Being physically inactive can completely cancel out any genetic advantage

We know from the science that people need support. Even when we have the knowledge, and know what we need to do, we need help actually doing it. That support can look like a friend or instructor - virtual or live, paid or free on the internet. It could also be a group class or community of others engaged in the same activity. Humans are social animals, and it’s much smarter to make use of this as a strength, rather than judging ourselves for not being strong enough to be “a lone wolf.”

There are some personal risk factors for dementia that we can not change, like what diseases run in the family or what genes we got. But we have strong evidence that lifestyle (nurture) can trump genetics (nature), primarily through epigenetics.

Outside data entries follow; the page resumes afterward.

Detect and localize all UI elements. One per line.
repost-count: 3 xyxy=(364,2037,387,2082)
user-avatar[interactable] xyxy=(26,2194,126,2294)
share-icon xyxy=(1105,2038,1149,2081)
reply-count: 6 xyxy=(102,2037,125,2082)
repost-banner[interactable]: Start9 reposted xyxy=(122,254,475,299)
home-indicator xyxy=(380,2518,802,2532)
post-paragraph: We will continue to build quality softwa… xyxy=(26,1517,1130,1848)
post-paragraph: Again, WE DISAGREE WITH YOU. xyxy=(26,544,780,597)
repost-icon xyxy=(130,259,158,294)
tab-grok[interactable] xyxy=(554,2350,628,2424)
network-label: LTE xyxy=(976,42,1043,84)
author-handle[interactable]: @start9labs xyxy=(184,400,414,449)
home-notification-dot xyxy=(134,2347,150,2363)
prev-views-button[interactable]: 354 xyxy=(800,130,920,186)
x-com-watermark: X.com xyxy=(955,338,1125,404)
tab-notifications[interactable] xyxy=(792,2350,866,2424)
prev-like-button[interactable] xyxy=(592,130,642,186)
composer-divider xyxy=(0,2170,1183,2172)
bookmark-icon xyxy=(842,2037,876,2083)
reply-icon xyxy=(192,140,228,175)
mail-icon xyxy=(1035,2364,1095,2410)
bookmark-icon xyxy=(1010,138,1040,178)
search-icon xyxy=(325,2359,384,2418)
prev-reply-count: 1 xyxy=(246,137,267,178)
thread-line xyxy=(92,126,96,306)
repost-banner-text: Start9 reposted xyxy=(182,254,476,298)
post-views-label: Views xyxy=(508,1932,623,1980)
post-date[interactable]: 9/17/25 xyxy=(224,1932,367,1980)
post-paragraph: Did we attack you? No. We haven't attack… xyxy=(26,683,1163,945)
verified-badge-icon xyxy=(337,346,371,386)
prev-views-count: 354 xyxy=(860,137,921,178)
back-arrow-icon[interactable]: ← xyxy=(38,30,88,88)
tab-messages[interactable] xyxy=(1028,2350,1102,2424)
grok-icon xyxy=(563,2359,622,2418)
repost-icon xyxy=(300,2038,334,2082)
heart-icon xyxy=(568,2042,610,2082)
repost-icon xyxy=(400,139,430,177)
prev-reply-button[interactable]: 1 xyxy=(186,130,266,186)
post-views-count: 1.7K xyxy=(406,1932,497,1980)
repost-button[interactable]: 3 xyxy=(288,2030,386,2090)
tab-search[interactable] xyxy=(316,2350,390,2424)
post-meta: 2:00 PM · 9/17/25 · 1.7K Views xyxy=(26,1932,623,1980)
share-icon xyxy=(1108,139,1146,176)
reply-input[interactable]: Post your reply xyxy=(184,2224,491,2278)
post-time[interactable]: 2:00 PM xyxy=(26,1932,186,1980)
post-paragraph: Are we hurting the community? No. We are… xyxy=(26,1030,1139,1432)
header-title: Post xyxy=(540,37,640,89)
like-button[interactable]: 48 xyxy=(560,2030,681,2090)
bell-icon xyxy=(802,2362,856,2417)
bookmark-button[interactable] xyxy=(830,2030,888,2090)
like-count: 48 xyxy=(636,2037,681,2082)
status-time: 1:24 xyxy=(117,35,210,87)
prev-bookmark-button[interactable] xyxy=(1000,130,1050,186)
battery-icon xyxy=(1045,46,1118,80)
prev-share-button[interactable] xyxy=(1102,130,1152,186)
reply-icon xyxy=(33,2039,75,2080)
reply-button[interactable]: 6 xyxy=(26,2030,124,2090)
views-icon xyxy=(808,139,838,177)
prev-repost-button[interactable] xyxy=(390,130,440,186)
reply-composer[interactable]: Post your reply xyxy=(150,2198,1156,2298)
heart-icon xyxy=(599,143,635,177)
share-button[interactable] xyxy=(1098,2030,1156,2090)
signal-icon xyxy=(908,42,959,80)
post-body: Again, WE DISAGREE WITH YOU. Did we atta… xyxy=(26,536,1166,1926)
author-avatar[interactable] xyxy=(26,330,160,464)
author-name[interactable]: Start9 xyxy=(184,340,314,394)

I’ve learned that having an ApoE4 gene puts me at higher risk for getting Alzheimer’s, and about quarter of all humans share this risk factor with me. But research shows that being physically inactive can completely cancel out any genetic advantage in the other 75%. We have so much more control over our brain health than we believe, and much of that comes from mindset.

As a family caregiver myself, I find it helpful to channel my energy into sharing my journey and what I am learning about engaging in healthy lifestyle behaviors to prevent dementia. And what I’m finding is that it’s never too late to take action on getting ourselves to being healthy of mind and body at our 100th birthday parties!